Bugün, her yönüyle onu örnek almaya, onun ahlakıyla ahlaklanmaya; sünnetini, benliğimizi her türlü kötülükten koruyacak erdemli tutum ve davranışlara dönüştürebilmeye çok ama çok ihtiyacımız var.
Salât-u selam, tahıyyat-u ikram, her türlü ihtiram Efendimiz (s.a.s)’e, onun âline, ashabına ve onun yolundan gidenlere olsun.
1- Buhârî, Megâzî, 49. 2- Tirmizi, Birr ve Sıla, 16. 3- Enbiyâ, 21/107.
(Din Hizmetleri Genel Müdürlüğü tarafından hazırlanan bir hutbeden alınmıştır.)
Çöle İnen Sonsuz Nur, İslam Medeniyetinin mimarı, gönüllerin ve yollarını kaybedenlerin tutunacakları tek kurtarıcı, Nebiler Nebisi Peygamber Efendimiz kalksa gelse, halimizi görse, acaba ne der?
Gelip geçen kandil gecelerinde, bayramlarda bi zahmet düşünün ve vicdanlarda karar verin..
Yazımı anlayanlar için, yine bir şiirimle bitireyim:
PEYGAMBER KALKSA GELSE…
Peygamber kalksa gelse, evimize de girse,
Halimizi bir görse, postu yerlere serse,
Şikâyetleri bilse, delilleri istese,
Gözyaşımızı silse, iyi niyet beslese.
HÂLİMİZ NİCE OLUR, ÜMMETİNE NE OLMUŞ,
DEMEKLE SONU BULUR, KAPİTALDE KAYBOLMUŞ.
Muhammed gelse baksa, bu Ümmetin haline,
Rahmet-i Hak’tan aksa, sormaz mı ki bu hal ne?
İlâhi tokat çaksa, belli kıl û kal ine,
Zûlmete ışık yaksa, müminler eşkaline,
YA MUHAMMED GEL HELE, GÖZYAŞLARI AKMIYOR,
İŞTE HALİMİZ BÖYLE, KİMSE BİZE BAKMIYOR.
Hasretiz nefesine, gülen cemâl yüzüne,
İnkılâp hevesine, Medine’de özüne,
Hâtemül Sînesine, hiç sönmeyen közüne,
Hürriyet kalesine, adaletli sözüne.
MUHTACIZ ,HASRET KALDIK, KASVETTEN KURTAR BİZİ,
UYKU, GAFLETE DALDIK, KAYBETTİK NÛRLU İZİ.
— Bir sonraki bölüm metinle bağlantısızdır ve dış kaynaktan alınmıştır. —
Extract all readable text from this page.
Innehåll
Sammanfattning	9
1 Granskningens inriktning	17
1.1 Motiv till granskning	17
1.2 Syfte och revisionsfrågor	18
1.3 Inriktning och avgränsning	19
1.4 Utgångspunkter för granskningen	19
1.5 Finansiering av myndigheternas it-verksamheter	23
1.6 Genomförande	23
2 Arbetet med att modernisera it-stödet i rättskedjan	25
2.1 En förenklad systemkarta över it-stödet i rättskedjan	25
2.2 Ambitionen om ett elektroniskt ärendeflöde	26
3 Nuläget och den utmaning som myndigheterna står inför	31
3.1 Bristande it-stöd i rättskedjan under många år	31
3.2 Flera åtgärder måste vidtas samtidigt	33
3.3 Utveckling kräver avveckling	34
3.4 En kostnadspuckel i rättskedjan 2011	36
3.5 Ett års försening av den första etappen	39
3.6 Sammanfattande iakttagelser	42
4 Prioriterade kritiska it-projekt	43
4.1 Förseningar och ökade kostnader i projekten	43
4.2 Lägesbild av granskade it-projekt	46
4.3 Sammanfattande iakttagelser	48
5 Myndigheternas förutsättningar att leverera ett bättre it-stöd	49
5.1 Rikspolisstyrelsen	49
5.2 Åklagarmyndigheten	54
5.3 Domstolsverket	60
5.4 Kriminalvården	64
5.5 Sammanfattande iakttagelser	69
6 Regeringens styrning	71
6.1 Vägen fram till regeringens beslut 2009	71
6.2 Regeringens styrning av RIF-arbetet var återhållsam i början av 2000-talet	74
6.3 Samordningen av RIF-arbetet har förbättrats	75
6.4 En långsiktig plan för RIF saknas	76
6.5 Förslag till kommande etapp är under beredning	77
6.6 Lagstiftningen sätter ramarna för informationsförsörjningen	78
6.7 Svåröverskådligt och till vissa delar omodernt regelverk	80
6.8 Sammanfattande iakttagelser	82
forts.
Bâtıl çıkılmaz girdâp, feryât eder insanlık,
Ümmetin oldu bî tâp, şimdi akıl nisyânlık,
Değerler oldu hârap, etiketler hüsrânlık,
Çölde arıyor serâp, Cihan oldu karanlık.
SÖZ VER NEBİ, GEL BİZE, MEŞȂLEYİ YAKALIM,
SIZILAR İNDİ DİZE, MÎ’RÂCINA ÇIKALIM.
Emânetin Kutsal Sünnet, Kur’an kimler elinde?
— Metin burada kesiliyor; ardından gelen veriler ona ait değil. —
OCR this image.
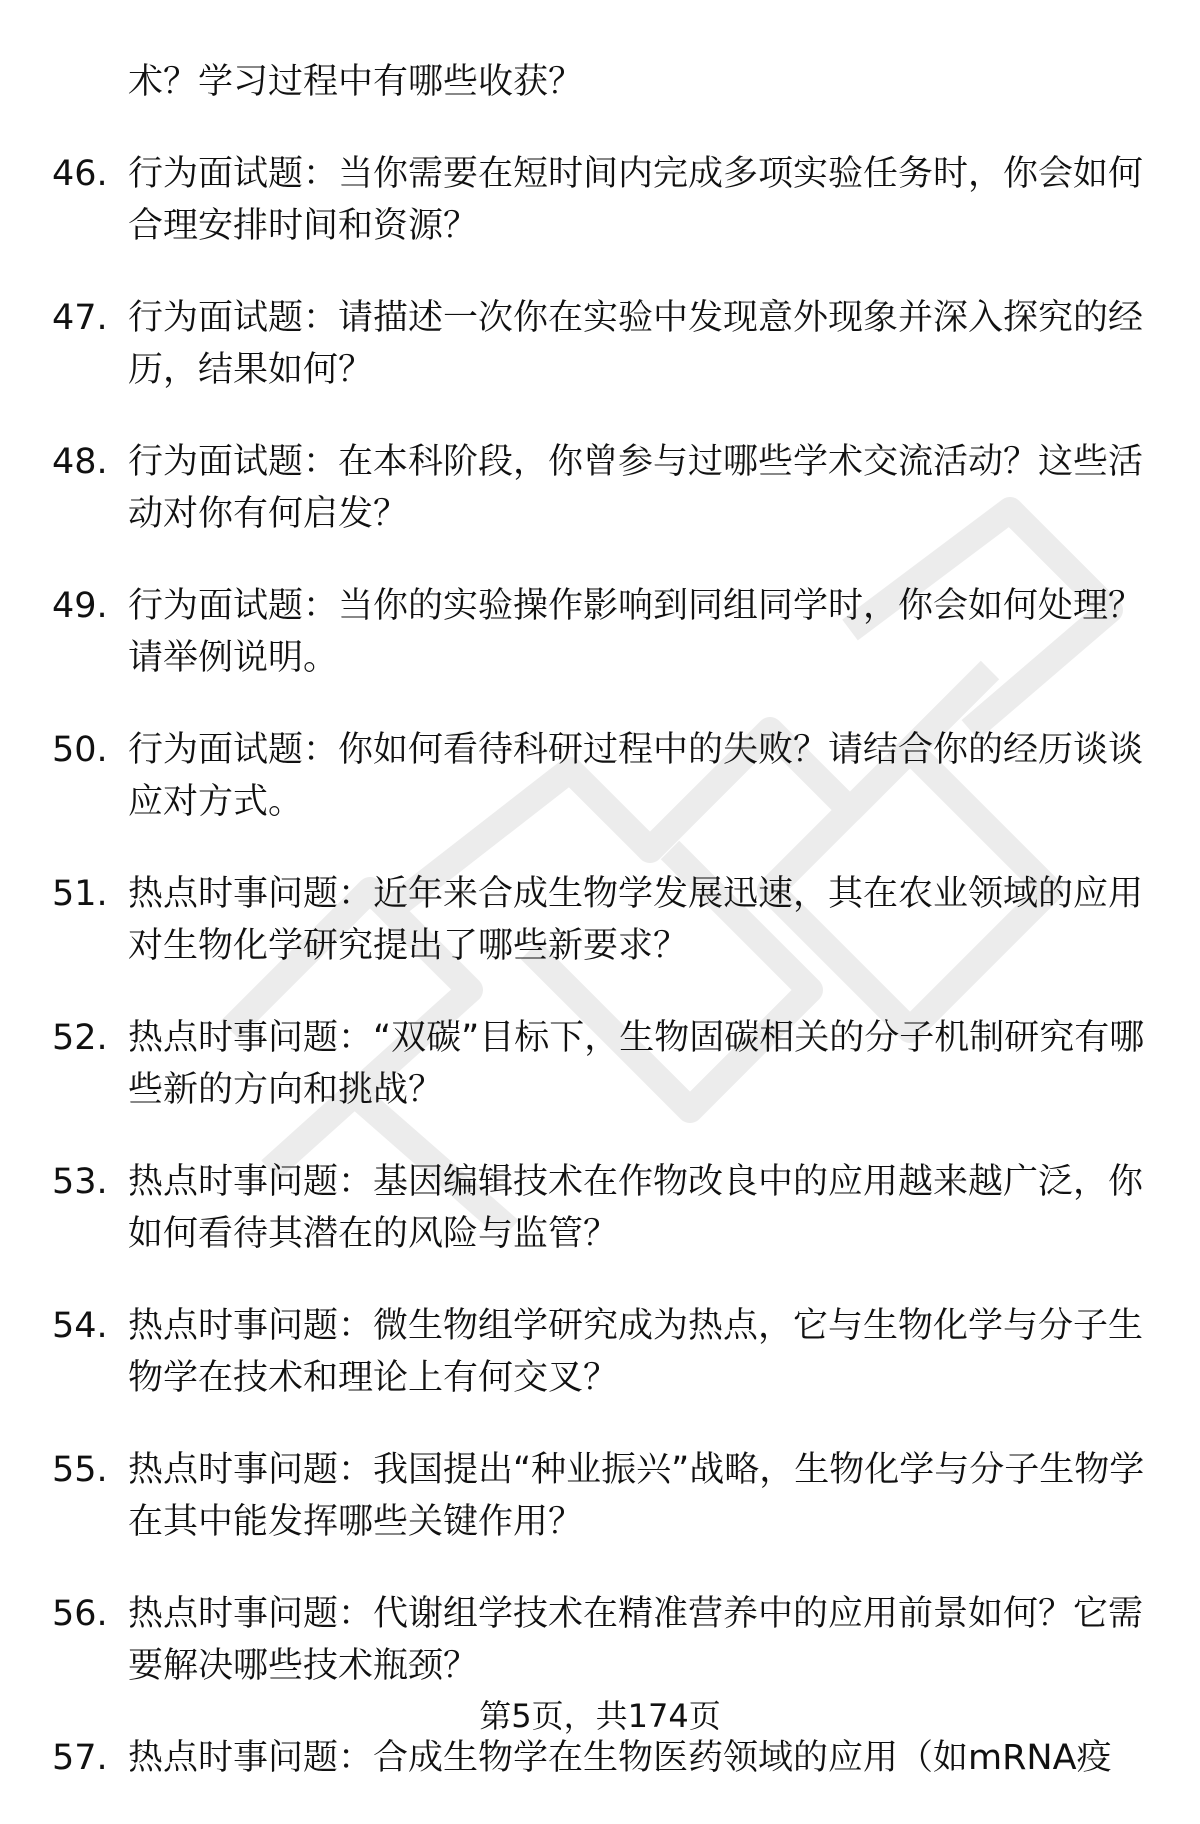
术？学习过程中有哪些收获？
46. 行为面试题：当你需要在短时间内完成多项实验任务时，你会如何合理安排时间和资源？
47. 行为面试题：请描述一次你在实验中发现意外现象并深入探究的经历，结果如何？
48. 行为面试题：在本科阶段，你曾参与过哪些学术交流活动？这些活动对你有何启发？
49. 行为面试题：当你的实验操作影响到同组同学时，你会如何处理？请举例说明。
50. 行为面试题：你如何看待科研过程中的失败？请结合你的经历谈谈应对方式。
51. 热点时事问题：近年来合成生物学发展迅速，其在农业领域的应用对生物化学研究提出了哪些新要求？
52. 热点时事问题：“双碳”目标下，生物固碳相关的分子机制研究有哪些新的方向和挑战？
53. 热点时事问题：基因编辑技术在作物改良中的应用越来越广泛，你如何看待其潜在的风险与监管？
54. 热点时事问题：微生物组学研究成为热点，它与生物化学与分子生物学在技术和理论上有何交叉？
55. 热点时事问题：我国提出“种业振兴”战略，生物化学与分子生物学在其中能发挥哪些关键作用？
56. 热点时事问题：代谢组学技术在精准营养中的应用前景如何？它需要解决哪些技术瓶颈？
57. 热点时事问题：合成生物学在生物医药领域的应用（如mRNA疫
第5页，共174页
Âlem-i İslâm’da cinnet, melânetler selinde,
İnsanlığı sardı illet, günah yükü belinde,
Çekilmez oldu zillet, Tevhit eksik dilinde.
FİLİSTİN, KUDÜS MAHZÛN, DÜNYA OLDU KAN GÖLÜ,
GAZZE’DE EZAN MAHKÛM, KAN İÇTİ, SİYON DÖLÜ.
Ayasofya kelepçeli, minberle, mihrâp ağlar,,
Kan kusuyor Halepçe’li, kurudu merâm bağlar,
Medeniyeti lehçeli, Asr-ı Saadet Çağlar,
Hakka giden dilekçeli, âşık bekliyor dağlar.
GEL MUHAMMED KALK TA GEL, ÜMMET SENİ BEKLİYOR,
CİHAT OLACAK BİR SEL, GÖR NEYİ EMEKLİYOR?
KEMÂLİ’de bir öksüz, binlerce şiir yazdı,
Çınarlar kaldı köksüz, dermânsız yara azdı,
İmansız sâlip yüzsüz, hakka çukurlar kazdı,
Maya tutmuyor özsüz, Mevlâ için niyâzdı.
GEL EY RASÜL, MUHAMMED, SABIR KÜPÜ PATLADI,
PEYGAMBER YA MUHAMMED, GÖNÜL AŞKI ÇATLADI.